サムスン、4件の特許侵害でアップルをドイツ地裁に追加提訴
顔文字の入力方法まで特許の対象に韓国Samsung Electronicsは12月16日、米国AppleがSamsungの4件の特許を侵害しているとしてドイツのマンハイム地方裁判所に訴訟を起こした。Samsungは4月にも3件の特許侵害で同裁判所にAppleを提訴している。
Samsungの声明によると、16日に起こされた訴訟の対象となった4件の特許のうち、2件は通信規格に関連するもので、他の2件は「モバイル・デバイスの利便性」に関連するものとされる。
Samsungは、「通信ネットワークやデバイスの効率的で信頼性の高い機能」のための技術やプロトコルを開発したと述べている。
「Samsungは、通信規格に関連する特許の公正なライセンス供与の義務を常に果たしてきた。しかしAppleは、ライセンスを受けることなくSamsungの知的財産をモバイル・デバイスで使用し、特許侵害を行っている」と、Samsungは主張している。
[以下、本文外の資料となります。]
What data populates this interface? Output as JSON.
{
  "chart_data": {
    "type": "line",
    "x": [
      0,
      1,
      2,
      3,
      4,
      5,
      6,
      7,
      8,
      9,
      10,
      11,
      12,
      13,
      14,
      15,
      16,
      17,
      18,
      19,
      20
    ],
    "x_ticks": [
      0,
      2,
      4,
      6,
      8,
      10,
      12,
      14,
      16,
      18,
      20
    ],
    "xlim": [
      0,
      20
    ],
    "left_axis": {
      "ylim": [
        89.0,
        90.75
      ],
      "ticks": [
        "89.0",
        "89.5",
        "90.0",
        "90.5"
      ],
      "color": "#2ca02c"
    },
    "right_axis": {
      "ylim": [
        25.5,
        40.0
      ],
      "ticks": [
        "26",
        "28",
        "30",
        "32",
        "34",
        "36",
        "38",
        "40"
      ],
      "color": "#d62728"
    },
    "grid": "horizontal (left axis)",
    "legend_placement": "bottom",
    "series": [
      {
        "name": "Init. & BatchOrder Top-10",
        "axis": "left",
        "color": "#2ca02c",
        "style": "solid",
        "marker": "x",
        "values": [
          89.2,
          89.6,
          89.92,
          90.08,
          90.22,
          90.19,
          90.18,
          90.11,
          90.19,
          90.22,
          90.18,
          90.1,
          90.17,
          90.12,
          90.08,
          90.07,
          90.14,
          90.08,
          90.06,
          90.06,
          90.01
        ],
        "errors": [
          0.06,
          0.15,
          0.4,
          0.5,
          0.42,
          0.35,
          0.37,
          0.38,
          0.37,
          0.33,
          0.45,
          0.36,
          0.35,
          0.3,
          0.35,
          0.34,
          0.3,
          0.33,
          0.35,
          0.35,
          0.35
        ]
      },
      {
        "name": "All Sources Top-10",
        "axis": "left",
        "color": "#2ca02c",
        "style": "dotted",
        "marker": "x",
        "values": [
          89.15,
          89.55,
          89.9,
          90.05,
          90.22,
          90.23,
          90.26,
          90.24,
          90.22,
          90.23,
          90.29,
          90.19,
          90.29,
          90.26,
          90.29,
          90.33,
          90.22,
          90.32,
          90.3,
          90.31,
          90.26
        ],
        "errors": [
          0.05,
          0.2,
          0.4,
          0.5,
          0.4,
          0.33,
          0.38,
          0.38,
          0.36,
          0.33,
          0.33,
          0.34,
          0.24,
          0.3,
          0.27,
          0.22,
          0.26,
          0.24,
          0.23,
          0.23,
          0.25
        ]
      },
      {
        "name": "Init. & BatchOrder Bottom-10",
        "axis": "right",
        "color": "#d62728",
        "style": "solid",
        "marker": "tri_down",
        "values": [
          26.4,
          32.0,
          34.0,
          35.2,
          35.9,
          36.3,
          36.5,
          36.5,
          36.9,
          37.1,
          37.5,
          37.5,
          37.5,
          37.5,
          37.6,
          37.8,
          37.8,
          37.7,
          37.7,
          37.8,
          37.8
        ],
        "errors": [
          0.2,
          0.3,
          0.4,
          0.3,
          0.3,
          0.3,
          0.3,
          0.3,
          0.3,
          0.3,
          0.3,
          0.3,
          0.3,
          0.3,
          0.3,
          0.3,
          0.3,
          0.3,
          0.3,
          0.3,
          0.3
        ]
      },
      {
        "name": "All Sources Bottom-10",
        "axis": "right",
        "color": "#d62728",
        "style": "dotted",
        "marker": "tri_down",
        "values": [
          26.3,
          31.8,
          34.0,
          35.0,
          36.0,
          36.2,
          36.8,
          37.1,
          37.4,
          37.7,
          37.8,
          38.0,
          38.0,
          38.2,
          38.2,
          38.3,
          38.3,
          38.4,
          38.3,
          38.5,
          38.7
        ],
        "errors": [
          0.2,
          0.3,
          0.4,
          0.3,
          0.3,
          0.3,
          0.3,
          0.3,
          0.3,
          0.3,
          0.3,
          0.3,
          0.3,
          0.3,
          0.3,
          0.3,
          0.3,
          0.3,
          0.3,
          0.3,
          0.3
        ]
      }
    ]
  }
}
これら4件の特許のうち1件は、携帯電話でのスマイリー(顔文字)の入力方法に関連していると、携帯電話業界の訴訟の動向に詳しい知的財産の専門家、フロリアン・ミュラー(Florian Mueller)氏は述べている。
ミュラー氏によると、12月16日にはマンハイム地方裁判所で、Samsungが4月に起こした3件のドイツ特許に関連する対Apple訴訟の審問も行われ、両社の代表者が出席した。同氏はこの審問を傍聴したという。この訴訟では来年初めに評決が下される見通しだ。
同裁判所の担当者は、この訴訟の進行状況についてコメントを控えた。現時点でAppleの担当者からもコメントは得られていない。
Samsung、米国Motorola、Apple、米国Microsoftなどの企業は、モバイル分野の特許を巡る訴訟合戦を繰り広げている。
先々週にマンハイム地方裁判所は、Appleの「iPhone」と「iPad」がMotorolaの特許を侵害していると判断し、Motorolaが求めていたドイツにおけるこれらの製品の販売差し止め請求を認めた。
Appleはこれを不服として控訴できる。ただし、Motorolaが1億ユーロ(約1億3,400万ドル)の保証金を支払うことが、同裁判所が差し止めを執行する前提となっている。